Nola libre: Lessons from Katrina

The footage from New Orleans reminds me of my own experience at the World Trade Center. The first couple of weeks after the hurricane are just the beginning. So much of the rest of the story is about asking for help, and it 's one of the hardest things in the world to do– at the office, at home, in the community. But the better someone is at asking for help, the less likely she is to need it.

From my own trauma I learned about two kinds of asking for help: the desperate way and the embarrassed way. The first kind is instinctual. People in the Superdome felt like they were in hell and accepted any help whatsoever to get out. I understood this feeling immediately.

I was at the World Trade Center when it fell. I could barely see, hear or breathe. Just before I thought I was taking my last breath, I saw dim light and I walked toward it. I pulled myself into a window of a building where there was air.

From that point, I was totally dazed and unable to take care of myself. I had been too close to the building to see that it was falling, and I thought a nuclear bomb might have hit me. After leaving the building, I walked around aimlessly until I found a person who was not covered in debris. Then I said, "Can I be with you? I don't know where to go."

She bought me shoes, because mine were gone, and she walked 10 miles with me to her apartment, where she gave me clothes.

As soon as I was clean and my husband had found me, I thanked the woman and left; I felt embarrassed to have taken so much help from her. After all, I was a Wall St. executive.

That's when the second kind of asking for help starts, the kind that is very hard to ask for because we like to think of ourselves as self-reliant. But part of self-reliance is being comfortable asking for help.

The list of people who helped me after 9/11 is huge. The Red Cross provided trauma counseling for me and a roomful of executives who never dreamed they would be taking help from the Red Cross. A stewardess sat next to me when I had a panic attack on an airplane. My company laid off almost everyone with no notice and no severance, and FEMA made up the difference. I remember thinking to myself that I couldn't take a handout. But in the end, almost everyone I know who qualified, took the money. Money can't solve post-traumatic stress, but it can give you financial breathing room so that you can focus on stopping the nightmares.

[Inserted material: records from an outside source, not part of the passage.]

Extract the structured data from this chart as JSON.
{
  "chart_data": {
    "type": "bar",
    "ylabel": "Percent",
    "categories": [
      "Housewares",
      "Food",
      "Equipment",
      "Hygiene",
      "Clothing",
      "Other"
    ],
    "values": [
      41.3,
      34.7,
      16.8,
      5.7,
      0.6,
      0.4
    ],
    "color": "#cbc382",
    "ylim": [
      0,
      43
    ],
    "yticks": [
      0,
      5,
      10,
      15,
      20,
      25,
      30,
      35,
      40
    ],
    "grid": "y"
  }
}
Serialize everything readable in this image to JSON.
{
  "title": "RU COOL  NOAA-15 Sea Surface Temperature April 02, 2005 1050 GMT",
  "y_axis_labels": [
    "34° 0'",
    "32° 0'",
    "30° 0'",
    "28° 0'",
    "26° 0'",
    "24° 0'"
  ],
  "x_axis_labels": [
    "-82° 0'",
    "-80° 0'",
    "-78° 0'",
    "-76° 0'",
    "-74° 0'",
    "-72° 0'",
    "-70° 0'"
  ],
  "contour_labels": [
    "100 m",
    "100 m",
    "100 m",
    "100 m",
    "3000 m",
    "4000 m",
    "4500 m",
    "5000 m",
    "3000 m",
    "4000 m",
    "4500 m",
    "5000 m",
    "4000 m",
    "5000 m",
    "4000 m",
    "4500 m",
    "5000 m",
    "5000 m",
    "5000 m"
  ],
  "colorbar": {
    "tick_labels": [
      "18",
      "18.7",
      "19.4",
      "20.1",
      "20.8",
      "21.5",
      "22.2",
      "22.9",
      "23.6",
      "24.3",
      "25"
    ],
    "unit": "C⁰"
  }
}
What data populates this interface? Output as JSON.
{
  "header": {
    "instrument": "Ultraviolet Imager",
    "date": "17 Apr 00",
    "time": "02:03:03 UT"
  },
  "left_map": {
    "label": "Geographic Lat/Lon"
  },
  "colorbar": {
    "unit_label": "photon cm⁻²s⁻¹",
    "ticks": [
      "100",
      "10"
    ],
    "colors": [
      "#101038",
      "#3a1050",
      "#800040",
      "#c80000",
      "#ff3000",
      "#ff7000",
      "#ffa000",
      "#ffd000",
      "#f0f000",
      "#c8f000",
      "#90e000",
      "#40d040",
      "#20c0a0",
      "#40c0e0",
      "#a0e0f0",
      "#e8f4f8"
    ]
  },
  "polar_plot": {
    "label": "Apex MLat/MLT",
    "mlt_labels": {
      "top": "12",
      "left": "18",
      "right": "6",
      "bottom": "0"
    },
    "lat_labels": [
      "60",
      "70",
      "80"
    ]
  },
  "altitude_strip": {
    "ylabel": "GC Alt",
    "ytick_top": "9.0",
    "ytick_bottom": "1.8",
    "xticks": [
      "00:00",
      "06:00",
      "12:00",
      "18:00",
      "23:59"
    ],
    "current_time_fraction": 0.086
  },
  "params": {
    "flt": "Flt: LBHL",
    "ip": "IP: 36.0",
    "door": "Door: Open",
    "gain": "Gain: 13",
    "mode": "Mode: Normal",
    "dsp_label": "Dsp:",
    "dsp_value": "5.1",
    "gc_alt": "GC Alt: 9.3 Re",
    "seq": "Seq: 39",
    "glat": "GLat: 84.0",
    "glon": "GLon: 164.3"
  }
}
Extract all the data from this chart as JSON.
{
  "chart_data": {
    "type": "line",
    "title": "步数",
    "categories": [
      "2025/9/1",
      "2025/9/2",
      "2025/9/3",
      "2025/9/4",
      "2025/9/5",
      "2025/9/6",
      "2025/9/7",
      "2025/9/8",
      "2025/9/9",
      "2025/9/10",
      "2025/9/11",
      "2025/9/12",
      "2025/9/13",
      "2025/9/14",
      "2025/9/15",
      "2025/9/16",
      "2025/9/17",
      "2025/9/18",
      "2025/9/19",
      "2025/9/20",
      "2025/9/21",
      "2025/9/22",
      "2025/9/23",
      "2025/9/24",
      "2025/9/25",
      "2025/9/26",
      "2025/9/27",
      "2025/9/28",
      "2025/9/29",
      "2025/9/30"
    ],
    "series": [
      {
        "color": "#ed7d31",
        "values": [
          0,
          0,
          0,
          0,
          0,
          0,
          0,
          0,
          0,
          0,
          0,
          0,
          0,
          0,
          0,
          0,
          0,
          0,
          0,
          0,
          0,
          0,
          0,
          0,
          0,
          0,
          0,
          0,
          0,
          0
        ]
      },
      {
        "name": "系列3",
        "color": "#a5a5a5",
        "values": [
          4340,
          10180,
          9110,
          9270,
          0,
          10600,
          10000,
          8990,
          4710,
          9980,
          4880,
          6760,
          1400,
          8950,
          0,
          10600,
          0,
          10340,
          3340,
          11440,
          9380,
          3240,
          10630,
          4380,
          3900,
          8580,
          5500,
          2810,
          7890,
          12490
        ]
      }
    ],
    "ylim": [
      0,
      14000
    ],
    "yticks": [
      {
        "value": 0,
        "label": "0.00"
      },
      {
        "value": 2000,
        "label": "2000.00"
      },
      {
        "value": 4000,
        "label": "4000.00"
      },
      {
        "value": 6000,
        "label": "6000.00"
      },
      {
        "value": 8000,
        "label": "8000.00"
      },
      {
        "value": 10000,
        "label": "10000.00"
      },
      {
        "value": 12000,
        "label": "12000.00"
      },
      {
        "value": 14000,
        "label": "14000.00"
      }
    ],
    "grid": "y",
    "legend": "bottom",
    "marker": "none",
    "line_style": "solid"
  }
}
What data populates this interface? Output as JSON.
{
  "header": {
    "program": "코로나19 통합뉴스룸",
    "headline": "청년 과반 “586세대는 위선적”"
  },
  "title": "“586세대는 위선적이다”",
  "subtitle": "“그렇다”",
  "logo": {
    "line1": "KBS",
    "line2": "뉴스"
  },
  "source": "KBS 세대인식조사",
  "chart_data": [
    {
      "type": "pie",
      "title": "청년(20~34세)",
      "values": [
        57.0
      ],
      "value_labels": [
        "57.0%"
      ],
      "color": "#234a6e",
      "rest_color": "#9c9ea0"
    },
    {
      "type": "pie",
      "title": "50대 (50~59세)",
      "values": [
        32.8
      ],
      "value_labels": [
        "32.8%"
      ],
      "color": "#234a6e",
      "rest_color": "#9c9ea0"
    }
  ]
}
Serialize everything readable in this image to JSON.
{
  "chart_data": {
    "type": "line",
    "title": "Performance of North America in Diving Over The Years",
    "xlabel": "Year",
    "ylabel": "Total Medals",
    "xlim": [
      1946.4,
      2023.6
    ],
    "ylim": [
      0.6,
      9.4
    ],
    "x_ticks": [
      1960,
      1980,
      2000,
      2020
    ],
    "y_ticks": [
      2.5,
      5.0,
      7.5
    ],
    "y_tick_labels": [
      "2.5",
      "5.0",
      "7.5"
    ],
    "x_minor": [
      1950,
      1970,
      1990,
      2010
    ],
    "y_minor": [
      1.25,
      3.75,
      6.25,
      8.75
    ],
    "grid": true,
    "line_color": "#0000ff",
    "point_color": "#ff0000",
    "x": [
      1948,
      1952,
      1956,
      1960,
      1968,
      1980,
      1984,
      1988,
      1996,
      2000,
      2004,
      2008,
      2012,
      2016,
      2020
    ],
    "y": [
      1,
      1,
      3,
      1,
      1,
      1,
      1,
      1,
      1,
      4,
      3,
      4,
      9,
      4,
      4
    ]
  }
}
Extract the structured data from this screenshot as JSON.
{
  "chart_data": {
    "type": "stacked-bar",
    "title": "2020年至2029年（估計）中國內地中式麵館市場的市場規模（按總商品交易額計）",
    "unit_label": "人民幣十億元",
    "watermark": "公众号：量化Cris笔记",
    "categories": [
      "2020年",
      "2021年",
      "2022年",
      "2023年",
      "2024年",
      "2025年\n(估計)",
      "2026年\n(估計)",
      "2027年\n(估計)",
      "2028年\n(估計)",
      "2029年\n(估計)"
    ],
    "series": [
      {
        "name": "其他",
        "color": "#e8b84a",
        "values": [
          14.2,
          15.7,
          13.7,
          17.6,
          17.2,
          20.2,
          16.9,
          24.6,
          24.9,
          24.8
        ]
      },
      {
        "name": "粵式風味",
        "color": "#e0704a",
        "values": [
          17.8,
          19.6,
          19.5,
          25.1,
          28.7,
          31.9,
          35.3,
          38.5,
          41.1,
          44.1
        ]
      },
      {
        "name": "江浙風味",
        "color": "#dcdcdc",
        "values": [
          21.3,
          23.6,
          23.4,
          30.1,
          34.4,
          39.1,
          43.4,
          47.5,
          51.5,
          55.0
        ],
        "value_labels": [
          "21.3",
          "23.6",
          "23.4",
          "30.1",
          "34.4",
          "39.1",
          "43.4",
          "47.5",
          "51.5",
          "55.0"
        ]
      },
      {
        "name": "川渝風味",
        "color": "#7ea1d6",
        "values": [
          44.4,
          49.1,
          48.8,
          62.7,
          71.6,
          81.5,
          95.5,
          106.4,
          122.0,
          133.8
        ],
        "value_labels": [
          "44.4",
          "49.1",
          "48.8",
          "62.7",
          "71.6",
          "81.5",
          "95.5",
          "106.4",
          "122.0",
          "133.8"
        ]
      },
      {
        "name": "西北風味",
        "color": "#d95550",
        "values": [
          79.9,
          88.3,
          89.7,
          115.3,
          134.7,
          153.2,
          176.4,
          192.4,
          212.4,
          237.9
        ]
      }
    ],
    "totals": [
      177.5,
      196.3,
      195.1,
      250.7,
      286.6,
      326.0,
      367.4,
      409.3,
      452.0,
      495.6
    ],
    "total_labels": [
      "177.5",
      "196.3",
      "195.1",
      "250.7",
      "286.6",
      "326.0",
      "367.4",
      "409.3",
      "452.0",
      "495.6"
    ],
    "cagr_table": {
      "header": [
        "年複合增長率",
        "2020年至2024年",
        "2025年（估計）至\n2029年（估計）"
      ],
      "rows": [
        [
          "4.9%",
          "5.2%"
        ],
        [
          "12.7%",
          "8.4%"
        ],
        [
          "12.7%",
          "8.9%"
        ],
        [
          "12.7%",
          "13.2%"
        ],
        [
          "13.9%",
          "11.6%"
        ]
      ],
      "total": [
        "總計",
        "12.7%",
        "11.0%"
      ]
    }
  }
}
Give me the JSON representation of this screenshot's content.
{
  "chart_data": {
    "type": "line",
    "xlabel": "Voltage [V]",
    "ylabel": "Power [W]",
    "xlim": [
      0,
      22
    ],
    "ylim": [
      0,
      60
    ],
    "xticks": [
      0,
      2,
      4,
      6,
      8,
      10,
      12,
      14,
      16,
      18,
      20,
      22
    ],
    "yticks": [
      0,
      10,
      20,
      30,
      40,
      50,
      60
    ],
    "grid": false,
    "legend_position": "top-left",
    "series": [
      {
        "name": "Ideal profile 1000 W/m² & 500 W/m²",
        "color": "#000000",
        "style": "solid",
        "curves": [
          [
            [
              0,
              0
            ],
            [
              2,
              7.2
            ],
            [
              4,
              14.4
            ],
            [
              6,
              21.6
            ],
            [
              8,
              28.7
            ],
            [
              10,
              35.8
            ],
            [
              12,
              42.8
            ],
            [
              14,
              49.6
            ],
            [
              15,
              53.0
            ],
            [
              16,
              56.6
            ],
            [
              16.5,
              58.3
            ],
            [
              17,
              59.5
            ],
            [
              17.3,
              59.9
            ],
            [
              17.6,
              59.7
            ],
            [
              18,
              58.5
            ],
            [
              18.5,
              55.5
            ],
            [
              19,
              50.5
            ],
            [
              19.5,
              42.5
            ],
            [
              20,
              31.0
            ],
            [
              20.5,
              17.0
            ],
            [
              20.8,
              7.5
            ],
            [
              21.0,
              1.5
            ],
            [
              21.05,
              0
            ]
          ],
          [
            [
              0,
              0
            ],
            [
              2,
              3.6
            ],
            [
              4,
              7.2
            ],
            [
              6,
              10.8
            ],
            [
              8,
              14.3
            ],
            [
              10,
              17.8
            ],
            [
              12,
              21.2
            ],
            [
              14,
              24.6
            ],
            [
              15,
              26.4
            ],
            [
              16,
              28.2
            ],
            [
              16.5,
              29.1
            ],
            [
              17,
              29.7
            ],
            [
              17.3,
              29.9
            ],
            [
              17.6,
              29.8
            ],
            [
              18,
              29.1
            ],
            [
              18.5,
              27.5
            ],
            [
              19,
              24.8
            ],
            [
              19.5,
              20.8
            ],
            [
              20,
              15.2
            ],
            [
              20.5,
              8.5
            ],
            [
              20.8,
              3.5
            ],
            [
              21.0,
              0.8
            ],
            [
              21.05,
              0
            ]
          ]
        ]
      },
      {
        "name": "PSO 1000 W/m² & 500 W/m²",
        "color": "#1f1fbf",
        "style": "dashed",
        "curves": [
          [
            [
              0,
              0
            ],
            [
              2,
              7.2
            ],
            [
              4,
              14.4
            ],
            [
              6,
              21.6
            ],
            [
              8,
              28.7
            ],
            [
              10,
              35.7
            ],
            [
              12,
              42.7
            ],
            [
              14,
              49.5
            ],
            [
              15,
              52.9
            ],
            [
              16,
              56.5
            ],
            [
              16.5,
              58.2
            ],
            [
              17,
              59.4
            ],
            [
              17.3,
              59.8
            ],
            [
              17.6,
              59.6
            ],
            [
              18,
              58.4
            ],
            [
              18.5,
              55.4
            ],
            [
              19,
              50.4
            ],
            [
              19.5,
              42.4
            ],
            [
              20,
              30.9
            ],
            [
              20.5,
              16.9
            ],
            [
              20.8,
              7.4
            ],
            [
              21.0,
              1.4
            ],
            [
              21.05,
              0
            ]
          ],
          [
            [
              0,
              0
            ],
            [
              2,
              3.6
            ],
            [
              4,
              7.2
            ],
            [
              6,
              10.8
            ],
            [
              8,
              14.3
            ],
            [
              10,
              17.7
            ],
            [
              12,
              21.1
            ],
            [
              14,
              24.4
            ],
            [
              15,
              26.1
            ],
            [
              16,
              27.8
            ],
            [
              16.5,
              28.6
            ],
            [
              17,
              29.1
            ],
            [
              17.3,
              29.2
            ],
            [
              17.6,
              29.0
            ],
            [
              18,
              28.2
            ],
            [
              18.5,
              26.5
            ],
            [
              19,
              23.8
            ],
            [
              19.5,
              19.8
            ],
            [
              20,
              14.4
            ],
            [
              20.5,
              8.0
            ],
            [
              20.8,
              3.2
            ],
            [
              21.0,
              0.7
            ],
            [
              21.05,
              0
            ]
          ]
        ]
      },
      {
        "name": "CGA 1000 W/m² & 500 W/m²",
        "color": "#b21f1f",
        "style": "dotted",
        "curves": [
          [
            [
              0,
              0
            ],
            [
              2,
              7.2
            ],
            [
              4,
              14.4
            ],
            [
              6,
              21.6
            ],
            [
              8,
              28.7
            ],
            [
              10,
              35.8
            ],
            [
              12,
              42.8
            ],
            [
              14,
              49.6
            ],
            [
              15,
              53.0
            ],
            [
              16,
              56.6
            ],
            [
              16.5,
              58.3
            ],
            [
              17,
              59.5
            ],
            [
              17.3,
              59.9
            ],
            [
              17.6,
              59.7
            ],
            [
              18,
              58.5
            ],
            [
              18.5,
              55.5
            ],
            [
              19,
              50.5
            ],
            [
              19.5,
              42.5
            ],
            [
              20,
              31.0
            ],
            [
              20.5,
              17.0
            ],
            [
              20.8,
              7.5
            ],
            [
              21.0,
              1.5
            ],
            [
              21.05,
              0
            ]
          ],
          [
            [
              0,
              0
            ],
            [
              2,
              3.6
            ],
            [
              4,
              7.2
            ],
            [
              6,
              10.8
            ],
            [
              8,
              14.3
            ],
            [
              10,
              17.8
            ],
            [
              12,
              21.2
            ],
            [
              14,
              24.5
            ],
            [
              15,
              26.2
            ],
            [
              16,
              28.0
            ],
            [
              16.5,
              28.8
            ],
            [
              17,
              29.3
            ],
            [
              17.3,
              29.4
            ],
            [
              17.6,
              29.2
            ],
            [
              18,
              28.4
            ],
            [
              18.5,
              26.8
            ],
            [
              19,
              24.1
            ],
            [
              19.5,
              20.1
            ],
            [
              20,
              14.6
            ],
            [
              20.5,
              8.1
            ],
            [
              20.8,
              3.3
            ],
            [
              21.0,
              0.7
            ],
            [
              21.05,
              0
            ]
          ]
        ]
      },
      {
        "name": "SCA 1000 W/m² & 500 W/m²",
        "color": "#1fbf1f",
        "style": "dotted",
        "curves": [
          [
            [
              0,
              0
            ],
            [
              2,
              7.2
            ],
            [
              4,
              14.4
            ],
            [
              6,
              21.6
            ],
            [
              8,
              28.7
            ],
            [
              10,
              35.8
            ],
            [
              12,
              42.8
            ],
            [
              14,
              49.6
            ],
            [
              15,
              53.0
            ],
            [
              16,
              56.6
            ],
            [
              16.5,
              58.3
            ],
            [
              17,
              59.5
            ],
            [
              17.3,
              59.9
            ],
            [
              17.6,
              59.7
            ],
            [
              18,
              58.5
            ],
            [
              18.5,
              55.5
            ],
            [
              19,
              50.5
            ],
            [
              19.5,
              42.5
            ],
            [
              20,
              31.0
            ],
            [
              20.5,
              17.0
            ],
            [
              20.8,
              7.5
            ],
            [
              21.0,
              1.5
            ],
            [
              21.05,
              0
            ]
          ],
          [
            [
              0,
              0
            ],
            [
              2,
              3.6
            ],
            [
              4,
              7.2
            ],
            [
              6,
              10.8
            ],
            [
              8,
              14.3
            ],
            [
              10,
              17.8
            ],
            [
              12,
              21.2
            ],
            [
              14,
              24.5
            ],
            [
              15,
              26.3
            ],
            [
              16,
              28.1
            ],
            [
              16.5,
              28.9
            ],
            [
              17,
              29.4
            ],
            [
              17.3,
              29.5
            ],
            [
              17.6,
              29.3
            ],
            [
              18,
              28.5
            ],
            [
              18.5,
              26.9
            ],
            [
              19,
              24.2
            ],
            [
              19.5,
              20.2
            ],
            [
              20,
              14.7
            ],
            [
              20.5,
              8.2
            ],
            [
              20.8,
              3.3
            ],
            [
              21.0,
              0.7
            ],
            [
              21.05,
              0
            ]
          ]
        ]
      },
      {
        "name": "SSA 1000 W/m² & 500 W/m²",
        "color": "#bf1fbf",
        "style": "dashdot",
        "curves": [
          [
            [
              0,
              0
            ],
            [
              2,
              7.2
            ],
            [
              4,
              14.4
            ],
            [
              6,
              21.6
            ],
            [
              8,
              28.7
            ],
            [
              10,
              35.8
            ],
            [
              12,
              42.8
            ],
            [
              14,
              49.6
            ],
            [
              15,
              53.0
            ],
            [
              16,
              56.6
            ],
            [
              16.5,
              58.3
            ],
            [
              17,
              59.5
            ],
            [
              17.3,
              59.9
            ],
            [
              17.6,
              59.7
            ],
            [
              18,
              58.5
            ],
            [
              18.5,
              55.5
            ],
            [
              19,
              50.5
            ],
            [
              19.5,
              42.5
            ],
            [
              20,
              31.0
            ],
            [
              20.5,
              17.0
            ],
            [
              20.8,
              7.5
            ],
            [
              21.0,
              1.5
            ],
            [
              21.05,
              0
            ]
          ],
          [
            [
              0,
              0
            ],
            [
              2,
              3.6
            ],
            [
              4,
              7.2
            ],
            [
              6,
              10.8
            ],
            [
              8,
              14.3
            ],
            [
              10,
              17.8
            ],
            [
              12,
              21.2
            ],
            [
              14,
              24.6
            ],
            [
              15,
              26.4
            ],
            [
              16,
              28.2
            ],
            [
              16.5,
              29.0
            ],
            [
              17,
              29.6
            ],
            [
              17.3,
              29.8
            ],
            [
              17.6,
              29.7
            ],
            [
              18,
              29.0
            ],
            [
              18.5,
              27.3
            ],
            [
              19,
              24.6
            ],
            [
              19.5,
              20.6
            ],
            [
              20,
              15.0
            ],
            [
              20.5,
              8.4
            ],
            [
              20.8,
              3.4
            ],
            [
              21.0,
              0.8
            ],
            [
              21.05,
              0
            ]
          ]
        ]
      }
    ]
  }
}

The nightmares last a long time. When you encounter colleagues or contacts suffering from an unexpected trauma, create a workplace– and a world– where asking for help is okay. There are more than a million people who cannot make it on their own for the next several months ­ either financially, emotionally, or both. A nation that accepts a plea for help is a nation that encourages people to ask for help in a wide range of circumstances, not just dire.